Too Much Heat And Not Enough Rain
While demand concerns have weighed on prices, cocoa continues to have a bullish supply outlook for this season. With a shift in weather that could negatively impact next season’s West African production, cocoa has taken an abrupt turn back to the upside. There were reports of colder than normal weather during mornings and evenings over several West African growing areas, and that could lead to younger flowers drying out and not turning into fruits. West African cocoa trees are already dealing with a lack of fertilizers and pesticides which could further reduce next season’s output.
The supply outlook remains supportive due to South American weather issues, so a mild improvement in global risk sentiment can help coffee maintain upside momentum this week. A more than 2% rally in the Brazilian currency provided coffee with carryover support, as continued strength in their currency will ease pressure on Brazilian producers to market their near-term coffee supplies. In addition, ongoing production issues in Brazil and Colombia continue to underpin coffee prices.

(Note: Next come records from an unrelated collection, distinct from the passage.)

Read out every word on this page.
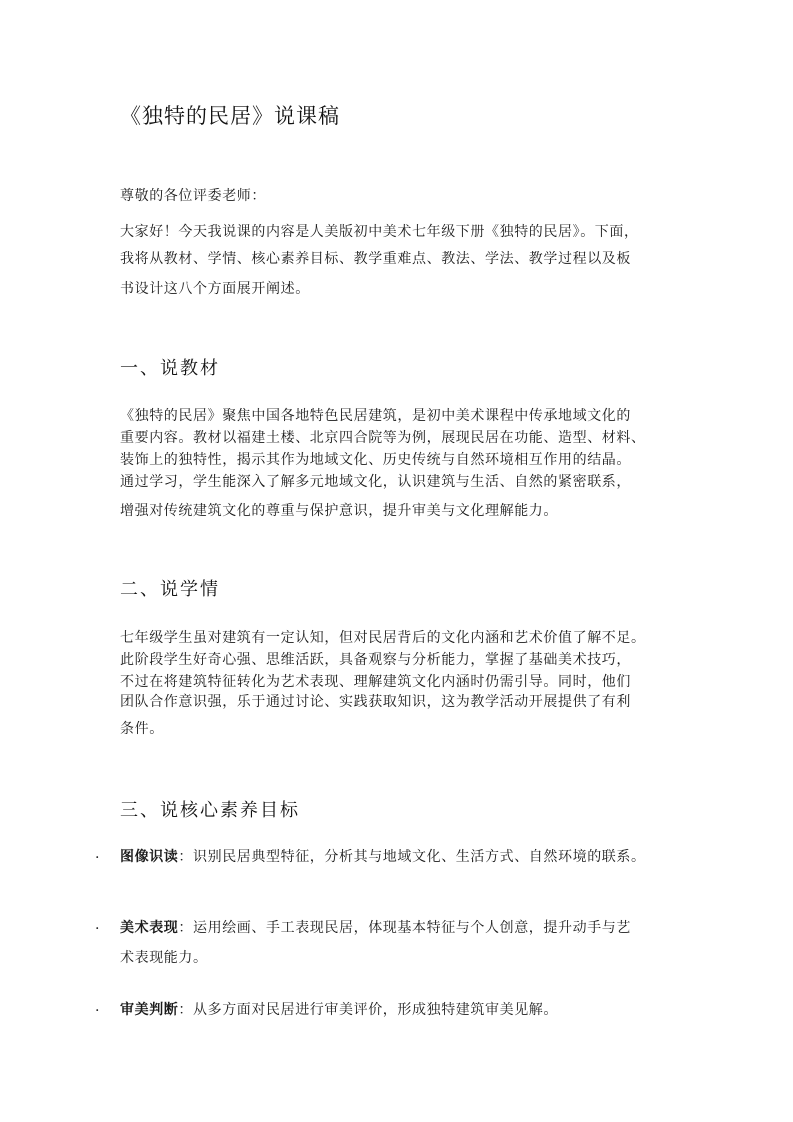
《独特的民居》说课稿
尊敬的各位评委老师：
大家好！今天我说课的内容是人美版初中美术七年级下册《独特的民居》。下面，
我将从教材、学情、核心素养目标、教学重难点、教法、学法、教学过程以及板
书设计这八个方面展开阐述。
一、说教材
《独特的民居》聚焦中国各地特色民居建筑，是初中美术课程中传承地域文化的
重要内容。教材以福建土楼、北京四合院等为例，展现民居在功能、造型、材料、
装饰上的独特性，揭示其作为地域文化、历史传统与自然环境相互作用的结晶。
通过学习，学生能深入了解多元地域文化，认识建筑与生活、自然的紧密联系，
增强对传统建筑文化的尊重与保护意识，提升审美与文化理解能力。
二、说学情
七年级学生虽对建筑有一定认知，但对民居背后的文化内涵和艺术价值了解不足。
此阶段学生好奇心强、思维活跃，具备观察与分析能力，掌握了基础美术技巧，
不过在将建筑特征转化为艺术表现、理解建筑文化内涵时仍需引导。同时，他们
团队合作意识强，乐于通过讨论、实践获取知识，这为教学活动开展提供了有利
条件。
三、说核心素养目标
. 图像识读：识别民居典型特征，分析其与地域文化、生活方式、自然环境的联系。
. 美术表现：运用绘画、手工表现民居，体现基本特征与个人创意，提升动手与艺
术表现能力。
. 审美判断：从多方面对民居进行审美评价，形成独特建筑审美见解。
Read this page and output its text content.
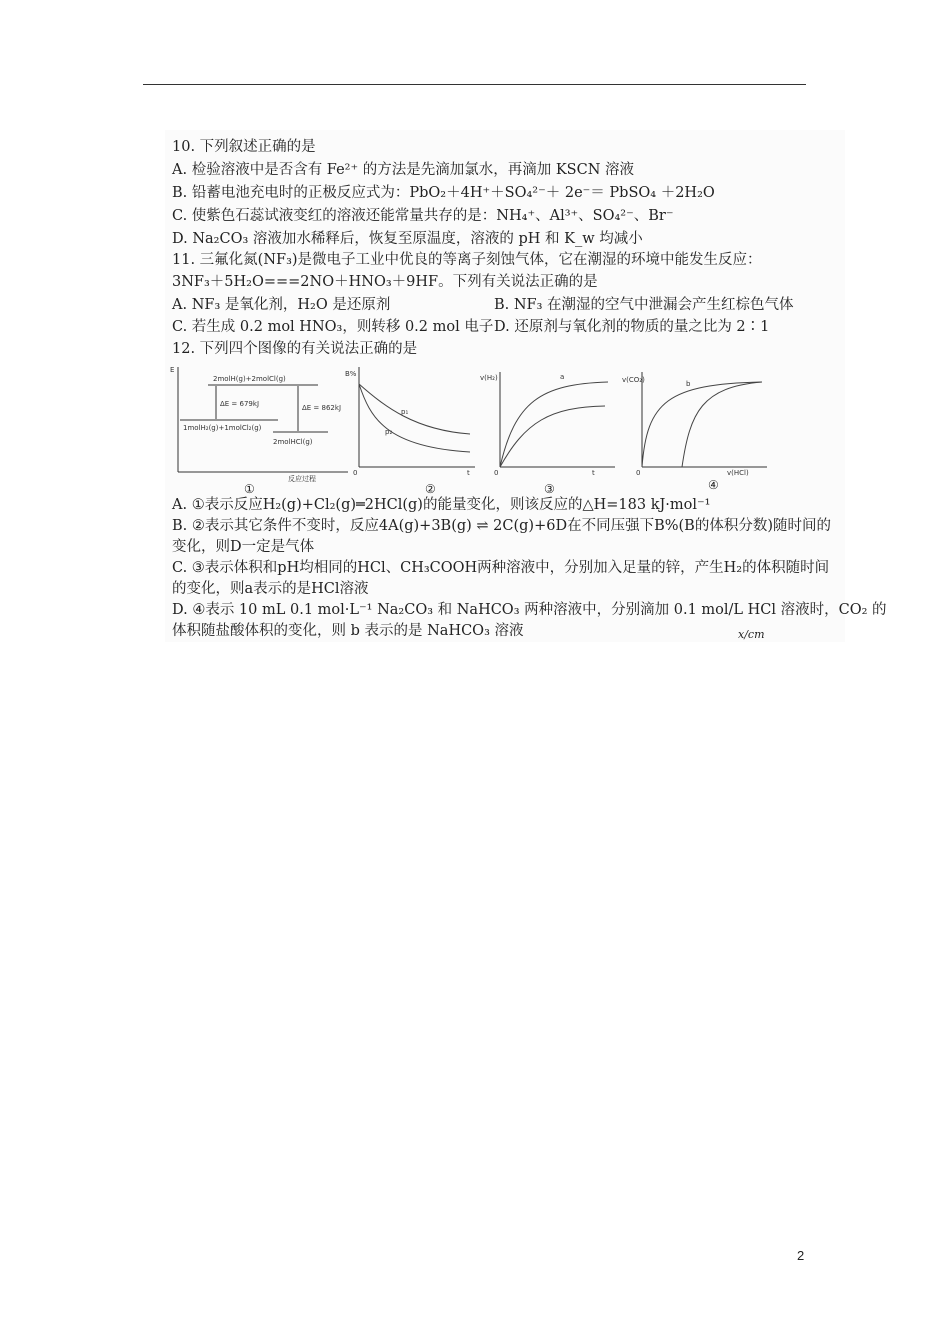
10. 下列叙述正确的是
A. 检验溶液中是否含有 Fe²⁺ 的方法是先滴加氯水，再滴加 KSCN 溶液
B. 铅蓄电池充电时的正极反应式为：PbO₂＋4H⁺＋SO₄²⁻＋ 2e⁻＝ PbSO₄ ＋2H₂O
C. 使紫色石蕊试液变红的溶液还能常量共存的是：NH₄⁺、Al³⁺、SO₄²⁻、Br⁻
D. Na₂CO₃ 溶液加水稀释后，恢复至原温度，溶液的 pH 和 K_w 均减小
11. 三氟化氮(NF₃)是微电子工业中优良的等离子刻蚀气体，它在潮湿的环境中能发生反应：
3NF₃＋5H₂O===2NO＋HNO₃＋9HF。下列有关说法正确的是
A. NF₃ 是氧化剂，H₂O 是还原剂	B. NF₃ 在潮湿的空气中泄漏会产生红棕色气体
C. 若生成 0.2 mol HNO₃，则转移 0.2 mol 电子 D. 还原剂与氧化剂的物质的量之比为 2∶1
12. 下列四个图像的有关说法正确的是
E
2molH(g)+2molCl(g)
1molH₂(g)+1molCl₂(g)
2molHCl(g)
ΔE = 679kJ	ΔE = 862kJ
反应过程
①
B%
0	t
p₁
p₂
②
v(H₂)
0	t
a
③
v(CO₂)
0	v(HCl)
b
④
A. ①表示反应H₂(g)+Cl₂(g)═2HCl(g)的能量变化，则该反应的△H=183 kJ·mol⁻¹
B. ②表示其它条件不变时，反应4A(g)+3B(g) ⇌ 2C(g)+6D在不同压强下B%(B的体积分数)随时间的
变化，则D一定是气体
C. ③表示体积和pH均相同的HCl、CH₃COOH两种溶液中，分别加入足量的锌，产生H₂的体积随时间
的变化，则a表示的是HCl溶液
D. ④表示 10 mL 0.1 mol·L⁻¹ Na₂CO₃ 和 NaHCO₃ 两种溶液中，分别滴加 0.1 mol/L HCl 溶液时，CO₂ 的
体积随盐酸体积的变化，则 b 表示的是 NaHCO₃ 溶液	x/cm
2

December cotton closed moderately higher yesterday after choppy, two-sided trade. The Chinese city of Shenzhen told 100 major companies to set up “closed-loop” systems as it battles Covid-19, according to a document attributed to the local government, which raises more concerns about the way that nation is handling its outbreaks and the damage this could do to demand. Nine states showed declines, 2 were unchanged, and 3 states improved. The 1-5 day forecast calls for heavy to light rainfall in the Texas Panhandle but light to none in west Texas. Other cotton areas can expect moderate to heavy amounts.
While recent Brazilian supply developments have been supportive, it is a bearish shift in Brazil’s demand outlook that has put sugar prices in a downdraft. Unless the market can see some demand-side improvement, sugar is likely to remain on the defensive. Lukewarm Brazilian ethanol demand continues to pressure sugar prices late this month, which was underscored by reports that Brazil’s government will postpone compliance with renewable fuel targets.